The U. S. Navy uses or has used ATLAS-based programs for testing avionics systems of the P-3C Orion, UH-1Y Venom, AH-1Z Viper, SH-60 Seahawk, E-2C Hawkeye, F-14 Tomcat, F/A-18 Hornet, S-3 Viking, A-6 Intruder, EA-6B Prowler, AV8B Harrier, and V-22 Osprey.
The US Navy and Marine Corps used a version called Super Atlas for its 484 HTS test benches going back at least to 2000.
AN-USM-247 VAST Versatile Avionics Shop Test was used by the US Navy onboard aircraft carrier and shore stations. It supported F-14, S3, E-2, A-7, A-6 et al. VAST is considered by many to be the grandfather of modern avionics test equipment.
In the years that followed the cold war, ATLAS found uses on many Dual Use Aircraft, for the US, NATO, as well as Commercial, Business, Regional, and General Aviation Aircraft. ATLAS Test Program Sets (TPS) allow porting an older code base to new hardware, providing some insurance from hardware obsolescence. Although a standard, many adaptations, customizations, and flavors exist that impede full transportability. As most ATLAS toolsets are custom, on custom hardware, with a custom SW load for the platform it is not as prone to some types of issues that plague other languages that are more prevalent in industry—the down side is that training on this is not available to the general public, and also requires an extensive investment in personnel. It generally can be configured to run "stand-alone", or "stand-alone - monitored only" which can help limit many of the tampering, and other concerns with commercial software such as Apple, Microsoft, Linux, and other commercial/free software. Other Languages such as BASIC, C/C++, PYTHON, and PERL are also used on commercial and military programs for testing of systems—ATLAS typically requires another computer system to either optically scan test results, or read a tape, disk, or locked memory stick/data key from a test station and then perform statistical analysis on test results for a variety of uses.
ATLAS can be quite challenging to implement on newer more complex systems as, these can also involve many sub-contractors, and equipment vendors. However, the cost of re-writing a large base of existing TPS's can be a daunting task as well.

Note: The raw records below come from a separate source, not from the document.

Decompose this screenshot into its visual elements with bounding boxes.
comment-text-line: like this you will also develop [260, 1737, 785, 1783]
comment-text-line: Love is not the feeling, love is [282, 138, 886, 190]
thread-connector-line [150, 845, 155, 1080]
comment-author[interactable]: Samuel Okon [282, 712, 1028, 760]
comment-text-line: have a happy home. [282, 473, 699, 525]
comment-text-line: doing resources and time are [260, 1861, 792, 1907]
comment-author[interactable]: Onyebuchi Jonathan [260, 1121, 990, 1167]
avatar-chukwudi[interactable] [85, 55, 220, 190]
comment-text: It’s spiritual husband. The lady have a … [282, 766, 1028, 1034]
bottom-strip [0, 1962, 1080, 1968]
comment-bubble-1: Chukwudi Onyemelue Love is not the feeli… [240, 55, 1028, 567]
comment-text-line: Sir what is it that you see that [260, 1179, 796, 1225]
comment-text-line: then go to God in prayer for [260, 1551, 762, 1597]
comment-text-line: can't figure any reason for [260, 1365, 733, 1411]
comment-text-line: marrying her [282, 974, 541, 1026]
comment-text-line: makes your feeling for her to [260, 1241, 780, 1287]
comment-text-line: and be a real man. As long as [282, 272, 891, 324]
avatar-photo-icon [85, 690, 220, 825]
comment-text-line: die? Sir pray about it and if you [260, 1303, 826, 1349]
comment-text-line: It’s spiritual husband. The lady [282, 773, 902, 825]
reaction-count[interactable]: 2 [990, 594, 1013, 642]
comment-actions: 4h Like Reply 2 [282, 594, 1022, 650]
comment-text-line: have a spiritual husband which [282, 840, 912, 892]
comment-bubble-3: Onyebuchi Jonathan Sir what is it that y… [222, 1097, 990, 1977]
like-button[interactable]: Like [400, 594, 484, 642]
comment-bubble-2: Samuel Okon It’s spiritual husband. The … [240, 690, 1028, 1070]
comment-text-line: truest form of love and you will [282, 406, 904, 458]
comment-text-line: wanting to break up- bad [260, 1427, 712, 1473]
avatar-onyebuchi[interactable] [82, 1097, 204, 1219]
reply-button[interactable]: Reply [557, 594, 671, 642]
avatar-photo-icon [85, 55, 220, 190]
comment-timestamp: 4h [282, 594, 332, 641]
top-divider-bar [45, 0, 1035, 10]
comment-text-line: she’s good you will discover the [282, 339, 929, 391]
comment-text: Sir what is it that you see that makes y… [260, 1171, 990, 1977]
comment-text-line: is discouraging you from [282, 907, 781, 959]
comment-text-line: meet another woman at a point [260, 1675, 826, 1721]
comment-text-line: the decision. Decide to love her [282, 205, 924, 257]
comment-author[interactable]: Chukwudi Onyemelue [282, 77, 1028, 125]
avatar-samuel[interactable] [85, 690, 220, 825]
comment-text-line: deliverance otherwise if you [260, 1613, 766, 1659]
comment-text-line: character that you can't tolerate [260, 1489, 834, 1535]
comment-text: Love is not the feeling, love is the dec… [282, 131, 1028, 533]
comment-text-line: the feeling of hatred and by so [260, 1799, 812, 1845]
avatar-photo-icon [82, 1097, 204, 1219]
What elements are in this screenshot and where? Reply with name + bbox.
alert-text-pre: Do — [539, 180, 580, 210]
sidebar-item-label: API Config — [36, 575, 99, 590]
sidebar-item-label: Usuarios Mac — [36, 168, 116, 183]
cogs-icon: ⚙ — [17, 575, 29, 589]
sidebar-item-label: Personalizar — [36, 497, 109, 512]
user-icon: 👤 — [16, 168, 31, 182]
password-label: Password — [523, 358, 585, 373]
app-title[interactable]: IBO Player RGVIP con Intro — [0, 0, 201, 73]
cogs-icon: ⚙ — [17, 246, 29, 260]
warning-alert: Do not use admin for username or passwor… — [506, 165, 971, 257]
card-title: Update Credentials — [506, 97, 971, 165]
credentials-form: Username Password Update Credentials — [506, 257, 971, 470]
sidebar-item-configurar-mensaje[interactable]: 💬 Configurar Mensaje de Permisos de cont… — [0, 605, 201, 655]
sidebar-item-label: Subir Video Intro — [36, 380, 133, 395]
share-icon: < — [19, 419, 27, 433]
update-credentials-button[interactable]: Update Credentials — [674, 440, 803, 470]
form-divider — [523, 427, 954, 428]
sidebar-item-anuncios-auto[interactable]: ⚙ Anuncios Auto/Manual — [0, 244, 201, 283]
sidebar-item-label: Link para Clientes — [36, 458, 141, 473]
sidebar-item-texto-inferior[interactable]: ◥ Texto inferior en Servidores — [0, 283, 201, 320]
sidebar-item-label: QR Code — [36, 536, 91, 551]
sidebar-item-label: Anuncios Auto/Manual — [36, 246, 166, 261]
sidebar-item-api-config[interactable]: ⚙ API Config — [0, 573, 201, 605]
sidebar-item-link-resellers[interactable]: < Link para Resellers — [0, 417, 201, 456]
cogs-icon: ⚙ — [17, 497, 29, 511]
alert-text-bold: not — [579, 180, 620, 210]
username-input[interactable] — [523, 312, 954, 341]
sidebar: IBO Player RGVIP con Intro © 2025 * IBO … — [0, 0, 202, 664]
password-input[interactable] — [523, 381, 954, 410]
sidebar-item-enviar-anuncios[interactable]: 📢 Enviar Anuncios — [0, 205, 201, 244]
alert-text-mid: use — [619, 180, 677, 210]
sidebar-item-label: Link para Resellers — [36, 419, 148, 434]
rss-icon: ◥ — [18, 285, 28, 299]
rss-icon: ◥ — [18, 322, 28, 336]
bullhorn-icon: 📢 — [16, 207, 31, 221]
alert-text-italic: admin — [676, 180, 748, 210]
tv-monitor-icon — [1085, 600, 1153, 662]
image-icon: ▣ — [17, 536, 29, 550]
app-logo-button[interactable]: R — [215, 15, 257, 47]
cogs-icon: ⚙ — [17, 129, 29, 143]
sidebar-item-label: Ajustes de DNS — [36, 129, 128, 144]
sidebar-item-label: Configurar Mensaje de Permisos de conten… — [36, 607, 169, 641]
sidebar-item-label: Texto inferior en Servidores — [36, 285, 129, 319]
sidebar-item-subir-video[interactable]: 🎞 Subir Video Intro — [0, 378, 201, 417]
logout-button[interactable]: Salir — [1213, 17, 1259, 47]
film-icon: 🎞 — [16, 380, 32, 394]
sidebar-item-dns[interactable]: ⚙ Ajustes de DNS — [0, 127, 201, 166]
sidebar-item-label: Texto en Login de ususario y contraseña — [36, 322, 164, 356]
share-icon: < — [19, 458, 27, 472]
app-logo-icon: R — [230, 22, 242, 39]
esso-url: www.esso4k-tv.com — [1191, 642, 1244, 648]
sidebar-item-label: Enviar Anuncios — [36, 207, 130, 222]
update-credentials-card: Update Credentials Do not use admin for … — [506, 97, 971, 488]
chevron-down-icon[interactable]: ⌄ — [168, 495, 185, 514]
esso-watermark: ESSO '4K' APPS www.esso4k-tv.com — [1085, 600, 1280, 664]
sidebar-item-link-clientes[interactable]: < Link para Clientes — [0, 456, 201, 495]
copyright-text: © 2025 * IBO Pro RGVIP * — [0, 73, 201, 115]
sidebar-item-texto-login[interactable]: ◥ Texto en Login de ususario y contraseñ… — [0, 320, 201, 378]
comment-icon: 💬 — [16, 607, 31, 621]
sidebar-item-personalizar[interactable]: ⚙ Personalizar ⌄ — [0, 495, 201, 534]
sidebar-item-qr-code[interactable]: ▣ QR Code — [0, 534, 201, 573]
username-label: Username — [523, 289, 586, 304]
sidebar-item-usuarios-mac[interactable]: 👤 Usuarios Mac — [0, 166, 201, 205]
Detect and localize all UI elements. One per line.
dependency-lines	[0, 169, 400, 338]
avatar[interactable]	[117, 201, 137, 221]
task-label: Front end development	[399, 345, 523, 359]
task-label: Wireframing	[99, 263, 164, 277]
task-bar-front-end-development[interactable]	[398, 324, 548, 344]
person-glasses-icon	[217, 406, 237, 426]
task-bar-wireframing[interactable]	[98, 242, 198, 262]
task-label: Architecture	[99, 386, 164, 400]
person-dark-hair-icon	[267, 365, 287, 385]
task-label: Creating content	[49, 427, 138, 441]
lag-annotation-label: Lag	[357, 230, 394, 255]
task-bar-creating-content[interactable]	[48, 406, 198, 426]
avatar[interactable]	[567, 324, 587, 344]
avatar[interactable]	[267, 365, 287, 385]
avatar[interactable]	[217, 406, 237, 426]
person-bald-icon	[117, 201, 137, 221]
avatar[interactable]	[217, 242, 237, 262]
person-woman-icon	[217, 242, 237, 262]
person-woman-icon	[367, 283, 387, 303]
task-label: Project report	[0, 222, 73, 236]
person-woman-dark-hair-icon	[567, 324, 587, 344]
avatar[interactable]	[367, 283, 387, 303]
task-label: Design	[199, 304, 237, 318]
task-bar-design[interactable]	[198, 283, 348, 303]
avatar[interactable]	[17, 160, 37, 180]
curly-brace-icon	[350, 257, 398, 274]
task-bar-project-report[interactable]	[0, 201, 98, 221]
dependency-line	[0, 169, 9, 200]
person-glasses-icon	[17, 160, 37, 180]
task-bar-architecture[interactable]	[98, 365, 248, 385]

No open source versions of ATLAS currently exist, although that could make a good project for a university.
Subsets
ATLAS-AISR
ATLAS-AN/USM-410 (RCA EQUATE)
ATLAS-ARINC-616
ATLAS-ARINC-626 (SMART)
ATLAS-ARINC-626-3
ATLAS-B1-B
ATLAS-B2
ATLAS-CASS
ATLAS-CRATE
ATLAS-ESTS
ATLAS-F2/1989
ATLAS-F15-ADTS
ATLAS-HTS
ATLAS-IEEE-416-1984
ATLAS-MATE
ATLAS-RADCOM-1991 (AN/USM-467)
ATLAS-RTCASS
ATLAS-TETS (Marines)
C/ATLAS-IEEE-716-1982, 1985, 1989, 1995
C/ATLAS-ATSE-IFTE-1993, 1996
Implementations
TYX (now Astronics) created a COTS ATLAS compiler, Integrated Development Environment (IDE), and run-time system that ran on the original IBM PC and was updated for all flavors of Windows called Professional ATLAS Work Station (PAWS).
Lexico made converters that would take ATLAS code and convert to run under HP BASIC. These were popular with McDonnell Douglas, Boeing, Honeywell, etc.
Grumman made an ATLAS compiler for their IFTE V3 and V5 test stations.
General Dynamics made a compiler for their F-16 test station.
RCA developed a compiler for their EQUATE testers.